Dicen que cuando mi abuelo la vio por primera vez, ella estaba sentada en el pollo de la ventana y apenas salía para señorita. Cuentan que ella no sabía bien el por qué de las amabilidades, pero que no se negó a recibirlas. Alguien me ha asegurado que pocas muchachas de entonces tenían su belleza. A mí me bastan las fotos sepias y la buena pose, para saber que es verdad. Pero, claro, mi opinión está sesgada. Yo soy su nieto, yo entré a su cuarto aquel aciago 1 de Junio para cerciorarme de saberla dormida para siempre y entré también a la casa de la calle 19, un día cualquiera de mi infancia lejanísima, para recibir sus mimos, aprender a pegar botones, adorar la buena mesa, la cocina criolla de alto vuelo y grabar en mi memoria el escándalo de una risotada con la que se quitaba de encima los rumores y los problemas.
Mi abuela Josefa cosía togas y birretes en una época en que poco se alquilaban los símbolos de la inteligencia; hacia coloridos y hermosos trajes de noche a las señoras de Cuatro Piedras y elegantes atuendos a las damas de la Avenida Tres Independencia y más de una novia feliz (sus hijas por supuesto) caminaron al altar vistiendo galas en las que ella había puesto toda la belleza que le era posible encontrar. Mi abuela Josefa alternaba los pedales de la Singer, con las paletas de madera con que agitaba el mejor majarete de este mundo y un delicioso postre de naranjas, que se murió con ella. Mi abuela Josefa batía melcocha algún lunes por la tarde, en la cocina de su casa o en una piedra cualquiera. Mi abuela Josefa tenía un rejo torcido que dejó caer alguna vez sobre las costillas de sus nietos. Mi abuela Josefa daba abrazos grandes y gordos, servía meriendas, hacia disfraces y no le abría la puerta a ninguna mujer un lunes a primera hora de la mañana, probablemente porque, en el fondo de su alma generosa, desconfiaba de todas las mujeres que no fueran su entrañable Ramona Meza. Mi abuela Josefa tenía el genio atravesado y altanero, de quien no tiene cosa alguna de la que arrepentirse en esta vida y estaba segura que la suya no era vida de mujer casada.
Pero, mi abuela Josefa tuvo un talento mayor que empecé a descubrir con mis primeras canas. Mi abuela Josefa llenó de razones la maternidad con la que eternizó una familia de la que se cuentan, por los momentos, 2 hijos que sobreviven a los 4 que nacieron, 18 nietos, 24 bisnietos y 1 tataranieto, que no pueden renunciar a esa manera enrevesada de vivir que hemos convertido en adjetivo, ni a los sabores insuperables que nos han ido poblando una memoria mas genética que real: Los que no heredaron sus gracias de costurera, se aplican en los fogones, pero han sido incapaces de repetir su majarete.

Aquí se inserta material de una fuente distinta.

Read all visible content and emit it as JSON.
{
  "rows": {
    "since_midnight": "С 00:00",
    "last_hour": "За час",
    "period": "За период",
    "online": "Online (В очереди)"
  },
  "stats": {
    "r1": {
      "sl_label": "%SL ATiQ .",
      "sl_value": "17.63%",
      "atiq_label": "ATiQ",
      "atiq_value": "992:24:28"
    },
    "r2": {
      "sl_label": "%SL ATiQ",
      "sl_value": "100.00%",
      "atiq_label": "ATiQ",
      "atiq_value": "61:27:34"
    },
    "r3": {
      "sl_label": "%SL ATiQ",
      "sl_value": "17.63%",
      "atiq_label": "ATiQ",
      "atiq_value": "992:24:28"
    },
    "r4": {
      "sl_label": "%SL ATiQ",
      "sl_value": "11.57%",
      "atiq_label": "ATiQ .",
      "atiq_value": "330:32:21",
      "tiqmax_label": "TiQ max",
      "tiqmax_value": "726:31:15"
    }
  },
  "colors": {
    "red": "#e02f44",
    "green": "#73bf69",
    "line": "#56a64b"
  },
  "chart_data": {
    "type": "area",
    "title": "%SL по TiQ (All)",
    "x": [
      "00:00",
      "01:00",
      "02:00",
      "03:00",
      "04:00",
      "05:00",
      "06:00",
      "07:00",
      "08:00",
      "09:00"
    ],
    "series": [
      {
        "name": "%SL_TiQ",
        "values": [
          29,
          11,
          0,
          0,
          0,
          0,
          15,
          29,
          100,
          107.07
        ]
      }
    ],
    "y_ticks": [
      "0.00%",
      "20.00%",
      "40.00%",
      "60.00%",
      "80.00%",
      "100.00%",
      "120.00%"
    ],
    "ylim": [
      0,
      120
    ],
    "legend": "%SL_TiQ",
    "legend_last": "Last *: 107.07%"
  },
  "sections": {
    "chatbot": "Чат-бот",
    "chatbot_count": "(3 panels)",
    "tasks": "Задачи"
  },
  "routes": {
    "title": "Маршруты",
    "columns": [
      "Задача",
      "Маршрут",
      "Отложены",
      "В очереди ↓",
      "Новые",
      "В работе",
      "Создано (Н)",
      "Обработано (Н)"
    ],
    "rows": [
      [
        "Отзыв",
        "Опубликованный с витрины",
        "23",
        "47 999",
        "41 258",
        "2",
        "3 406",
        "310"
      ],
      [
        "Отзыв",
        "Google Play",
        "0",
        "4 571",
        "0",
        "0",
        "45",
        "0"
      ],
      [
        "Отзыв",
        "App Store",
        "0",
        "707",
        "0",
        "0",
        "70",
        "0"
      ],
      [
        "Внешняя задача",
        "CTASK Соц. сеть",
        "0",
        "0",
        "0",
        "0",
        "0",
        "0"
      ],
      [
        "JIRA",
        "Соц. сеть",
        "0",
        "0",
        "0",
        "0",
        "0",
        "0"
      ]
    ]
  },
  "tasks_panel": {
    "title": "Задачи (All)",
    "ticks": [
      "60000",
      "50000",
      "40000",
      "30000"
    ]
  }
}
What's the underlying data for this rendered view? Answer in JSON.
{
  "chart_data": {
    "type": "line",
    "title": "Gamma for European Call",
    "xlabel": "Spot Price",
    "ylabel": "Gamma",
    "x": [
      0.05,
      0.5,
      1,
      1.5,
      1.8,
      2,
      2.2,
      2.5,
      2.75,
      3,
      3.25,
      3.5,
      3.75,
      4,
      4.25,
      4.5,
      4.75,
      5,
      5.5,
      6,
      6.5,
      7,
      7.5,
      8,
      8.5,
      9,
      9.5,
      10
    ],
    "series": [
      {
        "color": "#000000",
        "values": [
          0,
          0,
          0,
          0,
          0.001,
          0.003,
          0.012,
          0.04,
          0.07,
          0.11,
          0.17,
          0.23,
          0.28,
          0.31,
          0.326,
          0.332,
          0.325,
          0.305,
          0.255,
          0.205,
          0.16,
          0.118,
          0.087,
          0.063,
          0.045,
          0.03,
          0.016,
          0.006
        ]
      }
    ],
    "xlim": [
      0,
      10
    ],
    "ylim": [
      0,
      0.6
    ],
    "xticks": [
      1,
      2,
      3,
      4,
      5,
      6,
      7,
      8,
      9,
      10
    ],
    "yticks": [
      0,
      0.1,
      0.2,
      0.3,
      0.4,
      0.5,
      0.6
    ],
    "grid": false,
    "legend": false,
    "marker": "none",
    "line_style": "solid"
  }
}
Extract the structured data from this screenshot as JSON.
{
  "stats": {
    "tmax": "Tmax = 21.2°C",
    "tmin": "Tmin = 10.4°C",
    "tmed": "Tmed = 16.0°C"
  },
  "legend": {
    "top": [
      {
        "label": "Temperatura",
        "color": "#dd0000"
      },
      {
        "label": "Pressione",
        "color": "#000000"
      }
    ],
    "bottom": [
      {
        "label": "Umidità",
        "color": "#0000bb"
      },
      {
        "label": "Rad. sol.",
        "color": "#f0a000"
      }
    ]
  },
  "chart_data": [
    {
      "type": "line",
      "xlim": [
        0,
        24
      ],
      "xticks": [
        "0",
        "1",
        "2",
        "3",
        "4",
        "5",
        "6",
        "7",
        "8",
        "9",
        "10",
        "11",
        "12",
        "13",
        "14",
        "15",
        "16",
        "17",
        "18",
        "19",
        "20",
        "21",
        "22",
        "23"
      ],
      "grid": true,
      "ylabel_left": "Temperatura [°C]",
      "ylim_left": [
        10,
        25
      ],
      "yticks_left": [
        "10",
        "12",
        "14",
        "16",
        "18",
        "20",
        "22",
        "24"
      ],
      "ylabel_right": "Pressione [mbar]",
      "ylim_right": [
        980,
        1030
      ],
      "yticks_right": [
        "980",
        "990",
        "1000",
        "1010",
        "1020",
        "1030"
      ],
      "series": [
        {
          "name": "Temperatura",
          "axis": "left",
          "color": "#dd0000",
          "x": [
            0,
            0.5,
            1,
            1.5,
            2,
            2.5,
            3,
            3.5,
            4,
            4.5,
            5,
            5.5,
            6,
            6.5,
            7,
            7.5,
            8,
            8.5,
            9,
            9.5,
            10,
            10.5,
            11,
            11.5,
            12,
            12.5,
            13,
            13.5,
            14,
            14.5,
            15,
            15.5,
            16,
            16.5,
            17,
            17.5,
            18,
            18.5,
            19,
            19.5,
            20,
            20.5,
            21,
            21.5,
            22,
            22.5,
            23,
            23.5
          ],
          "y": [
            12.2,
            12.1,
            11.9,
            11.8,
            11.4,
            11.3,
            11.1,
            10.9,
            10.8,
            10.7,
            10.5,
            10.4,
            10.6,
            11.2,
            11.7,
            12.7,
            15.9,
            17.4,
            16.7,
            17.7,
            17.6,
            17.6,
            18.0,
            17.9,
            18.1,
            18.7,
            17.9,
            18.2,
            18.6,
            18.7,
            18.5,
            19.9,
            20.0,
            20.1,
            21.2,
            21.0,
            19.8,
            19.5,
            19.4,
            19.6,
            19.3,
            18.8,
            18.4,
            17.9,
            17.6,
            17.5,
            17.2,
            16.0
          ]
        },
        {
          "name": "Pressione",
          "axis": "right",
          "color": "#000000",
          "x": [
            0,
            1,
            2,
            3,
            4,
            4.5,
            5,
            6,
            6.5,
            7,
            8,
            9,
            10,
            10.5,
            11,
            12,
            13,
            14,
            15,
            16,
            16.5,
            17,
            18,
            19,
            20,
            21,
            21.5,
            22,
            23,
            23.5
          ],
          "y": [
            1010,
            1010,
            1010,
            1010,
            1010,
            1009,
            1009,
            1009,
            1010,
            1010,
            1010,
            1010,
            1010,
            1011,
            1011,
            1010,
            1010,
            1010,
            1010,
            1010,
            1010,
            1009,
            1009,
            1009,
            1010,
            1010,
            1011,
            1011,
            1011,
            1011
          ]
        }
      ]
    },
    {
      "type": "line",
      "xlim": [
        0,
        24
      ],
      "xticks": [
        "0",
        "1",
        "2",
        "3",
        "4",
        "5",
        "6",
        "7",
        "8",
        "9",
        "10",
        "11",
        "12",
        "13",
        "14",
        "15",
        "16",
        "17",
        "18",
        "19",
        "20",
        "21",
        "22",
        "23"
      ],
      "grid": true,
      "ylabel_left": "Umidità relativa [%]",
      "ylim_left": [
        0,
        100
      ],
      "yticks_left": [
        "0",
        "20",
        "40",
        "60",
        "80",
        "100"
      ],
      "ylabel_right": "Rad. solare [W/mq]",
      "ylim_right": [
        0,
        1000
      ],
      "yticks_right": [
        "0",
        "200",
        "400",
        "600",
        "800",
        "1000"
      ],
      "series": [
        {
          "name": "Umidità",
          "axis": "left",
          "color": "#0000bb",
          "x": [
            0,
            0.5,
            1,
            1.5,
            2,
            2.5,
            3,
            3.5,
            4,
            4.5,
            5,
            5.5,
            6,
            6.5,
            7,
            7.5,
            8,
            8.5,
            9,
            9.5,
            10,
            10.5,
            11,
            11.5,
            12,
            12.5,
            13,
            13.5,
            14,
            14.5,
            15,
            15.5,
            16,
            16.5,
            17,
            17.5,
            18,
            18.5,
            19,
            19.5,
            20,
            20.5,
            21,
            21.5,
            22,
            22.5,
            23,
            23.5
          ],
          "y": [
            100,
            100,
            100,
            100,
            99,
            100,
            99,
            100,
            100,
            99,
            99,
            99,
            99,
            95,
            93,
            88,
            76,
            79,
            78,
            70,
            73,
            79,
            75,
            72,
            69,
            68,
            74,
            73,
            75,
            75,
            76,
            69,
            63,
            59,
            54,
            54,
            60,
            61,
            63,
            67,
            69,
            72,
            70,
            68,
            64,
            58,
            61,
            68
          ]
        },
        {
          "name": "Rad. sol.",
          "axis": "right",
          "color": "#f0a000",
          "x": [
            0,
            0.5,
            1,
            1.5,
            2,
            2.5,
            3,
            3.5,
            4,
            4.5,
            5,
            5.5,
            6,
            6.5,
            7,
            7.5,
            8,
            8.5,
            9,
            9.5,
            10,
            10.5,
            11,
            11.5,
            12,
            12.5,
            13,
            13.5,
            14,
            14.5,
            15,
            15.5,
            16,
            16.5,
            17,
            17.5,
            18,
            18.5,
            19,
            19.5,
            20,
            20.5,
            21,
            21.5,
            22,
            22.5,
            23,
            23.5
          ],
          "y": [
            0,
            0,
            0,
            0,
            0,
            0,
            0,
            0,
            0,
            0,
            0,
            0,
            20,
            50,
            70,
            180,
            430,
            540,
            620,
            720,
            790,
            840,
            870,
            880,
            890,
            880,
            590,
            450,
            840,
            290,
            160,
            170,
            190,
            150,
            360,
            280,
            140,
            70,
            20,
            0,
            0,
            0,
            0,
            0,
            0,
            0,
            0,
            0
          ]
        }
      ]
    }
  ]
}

Mi abuela Josefa, parada en la puerta del patio, escondida para sorprenderme a la llegada de la escuela, relatándome historias de cada pedazo de esta Mérida que se sabía de memoria, es mi ancla a tierra. A tierra o a familia, que en la forma Mogollón de ser familia, es lo más parecido a pertenecer a algo donde la vida, dura, se hace cómoda, porque está llena de eso que trajo Josefa Antonia a este mundo, cuando llegó hace un siglo.